Why not make your own? It’s a wise idea not just to ensure that it’s as fresh as possible but also to have plenty on hand when it comes to preparedness. As society continually teeters on the brink of devastating environmental, economic and social changes, being well-stocked with the essentials is key.
7 easy steps to make homemade ACV
Step 1: Wash 10 whole apples or the scraps from up to 30 apples with pure spring water or filtered water. Chop them up into pieces no smaller than one inch chunks.
Step 2: Fill a large glass jar (one-half gallon sized at a minimum) with the apple pieces at least half way. It’s okay to even include seeds and stems.
Step 3: Fill the jar of apple slices with water until it’s at least three-quarters or entirely full. Pearson warns, “Do not exceed 2 parts water to 1 part scraps which will leave you with a diluted, low acidity vinegar.”
Step 4: Sprinkle sugar (organic cane or wild organic honey, one-quarter cup to each quart of water) into the jar with the apple scraps and water.

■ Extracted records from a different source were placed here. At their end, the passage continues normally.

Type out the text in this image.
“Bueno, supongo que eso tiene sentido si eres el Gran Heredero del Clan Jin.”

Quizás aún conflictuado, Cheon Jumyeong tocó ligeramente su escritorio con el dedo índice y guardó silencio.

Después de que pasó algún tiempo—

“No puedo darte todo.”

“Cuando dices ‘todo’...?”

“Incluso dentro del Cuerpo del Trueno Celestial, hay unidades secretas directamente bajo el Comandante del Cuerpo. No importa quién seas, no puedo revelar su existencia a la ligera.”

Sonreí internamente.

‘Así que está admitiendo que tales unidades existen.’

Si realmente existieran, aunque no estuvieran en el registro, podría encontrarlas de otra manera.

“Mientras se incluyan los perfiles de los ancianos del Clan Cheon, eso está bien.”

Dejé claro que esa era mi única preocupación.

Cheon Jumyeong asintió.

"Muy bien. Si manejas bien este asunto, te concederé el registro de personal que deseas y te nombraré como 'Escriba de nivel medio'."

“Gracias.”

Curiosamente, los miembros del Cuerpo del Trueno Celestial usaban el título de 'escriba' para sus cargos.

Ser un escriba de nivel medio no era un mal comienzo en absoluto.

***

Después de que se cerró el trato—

Over the course of an hour, stir occasionally with a wooden spoon, making sure to cover the container with a cheesecloth that’s secured with twine or a rubber band. Then, repeat this process for one week, stirring the ingredients with a spoon and making sure to keep the jar in a darkened area. It will be normal for bubbling and foaming to take place, and for a strong odor to exist. That’s a good thing; it’s all part of the fermentation process and means that it’s working.
Step 5: Once the apples have settled to the bottom of the jar, use the cheesecloth to strain them so that only the remaining liquid is transferred into another container.
Step 6: Cover this liquid with a cloth and again, store in a warm, dark location. This time, it will be stored for four to six weeks, in which time you’ll see that the mother will form on the surface.
Step 7: Keep sealed and out of sunlight, just as you would with store-purchased ACV. After about another two weeks, it should lose its alcohol content, become more acidic and develop into the ACV you’ve come to know. Of course, you may alter the taste by straining the liquid from the mother and determining what best suits your taste buds. If the ACV is too acidic, you can add water to mellow the taste.